I think the point is that your statement (above in quotes) says that butter is coloured to make it yellow. I've seen someone making butter and hers was quite yellow. One can only assume that it is the difference in cows, which is why your butter is pale.

All NZ butter is made from cream which comes from fresian or fresian/jersey cross cows. Jersey cow cream probably makes a more pale product. Just guessing here.

uli, Aug 15, 3:34am
My point is that you are writing things here that are not true - and I was trying to point that out - as a lot of people have gotten into trouble lately with writing lies on this board - the journalists are reading here to find new stories - and you might well end up in a lawsuit if you write rubbish like "NZ butter is coloured".
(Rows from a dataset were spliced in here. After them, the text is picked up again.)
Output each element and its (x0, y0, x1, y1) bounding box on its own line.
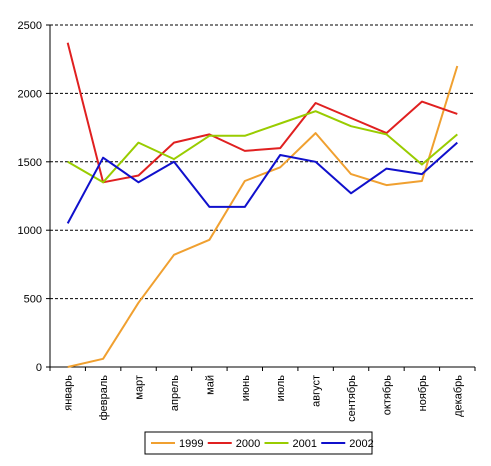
legend: 1999 2000 2001 2002 (144, 431, 374, 455)
x-tick-label: май (204, 375, 216, 395)
y-tick-label: 1500 (18, 157, 42, 169)
legend-label-1999: 1999 (179, 438, 203, 450)
x-tick-label: июль (275, 375, 287, 402)
series-line-2000 (66, 42, 458, 184)
legend-label-2002: 2002 (349, 438, 373, 450)
x-tick-label: декабрь (452, 375, 464, 417)
series-line-1999 (67, 65, 459, 368)
y-tick-label: 500 (24, 294, 42, 306)
x-tick-label: июнь (240, 375, 252, 401)
grid-lines (50, 24, 475, 300)
x-tick-label: октябрь (381, 375, 393, 415)
y-tick-label: 1000 (18, 225, 42, 237)
x-tick-label: август (311, 375, 323, 407)
x-tick-label: январь (63, 375, 75, 411)
x-tick-label: март (134, 375, 146, 400)
legend-label-2000: 2000 (236, 438, 260, 450)
y-tick-label: 2000 (18, 88, 42, 100)
legend-label-2001: 2001 (293, 438, 317, 450)
x-tick-label: сентябрь (346, 375, 358, 422)
y-tick-label: 0 (36, 362, 42, 374)
y-tick-label: 2500 (18, 20, 42, 32)
series-line-2002 (66, 141, 458, 224)
x-tick-label: апрель (169, 375, 181, 411)
series-lines (66, 42, 459, 368)
legend-box (144, 431, 373, 455)
series-line-2001 (67, 110, 458, 184)
y-axis: 0 500 1000 1500 2000 2500 (18, 20, 51, 374)
x-tick-label: ноябрь (417, 375, 429, 412)
x-tick-label: февраль (98, 375, 110, 421)
x-axis: январь февраль март апрель май июнь июль август… (49, 366, 476, 422)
This could be plain ignorance on your part by not realizing that spring and summer milk makes lovely yellow butter because of the fresh grass (and the colouring agent in that) and winter milk makes pale butter because of the supplements fed (palm kernel, etc - help make the rainforest extinct and kill off the orang utans).

However I will refrain from pointing this sort of stuff out to you if you prefer to learn the hard way. Good luck!

dbab, Aug 15, 4:24am
The bright yellow colour in the spring is from the colostrum in the milk.

buzzy110, Aug 15, 4:28am
Does this mean that there is colostrum in the cream as well? I didn't know that.

uli, Aug 15, 6:31am
No it is not - it is from the greens they eat - which is chlorophyll, beta carotene and zeaxanthin.

For those that did not know this zeaxanthin is an anti-oxident vitamin that protects the eyes.

Specifically, zeaxanthin protects the macula, a key component of the retina. Without enough zeaxanthin the retina suffers "macular degeneration, " which is damage that leads to blindness.

So go and get grass fed chickens, gras fed eggs and grass fed beef and butter and cream :)

And remember that not everything in NZ is grassfed nowadays ... the cows do get quite a bit of grains or leftover bread, oreo biscuits etc ... .

uli, Aug 15, 6:41am
Come on - let us know what you think cooks :)

crails, Aug 15, 7:07am
I checked all the different butters at Foodtown Pakuranga this afternoon. Tararua was the only product that was cream and salt. All others were either cream salt water or cream salt milk.

splitty, Sep 7, 4:39am
It also depends on what order the milk/water is listed on the ingredients listing. The ingredients are listed on packaging from most volume to least. I know Rolling Meadow, Alpine and Homebrand are all Cream, water and salt and most of the others are cream, salt and then water. IMO if you are making biscuits they spread more if the butter has more water

bev, Oct 11, 8:07am
I have a lot of trouble with old tried and true recipes that call for butter. I'm sure water is added - it's more than just the amount that might come with processing real butter. Sometimes I've gone to butter-flavored Crisco but it's not the same. I wish I had the ability to make my own butter. I want to continue baking some of the same cookies I've made for years but I can't with the butter products available to me now. They turn out really poor.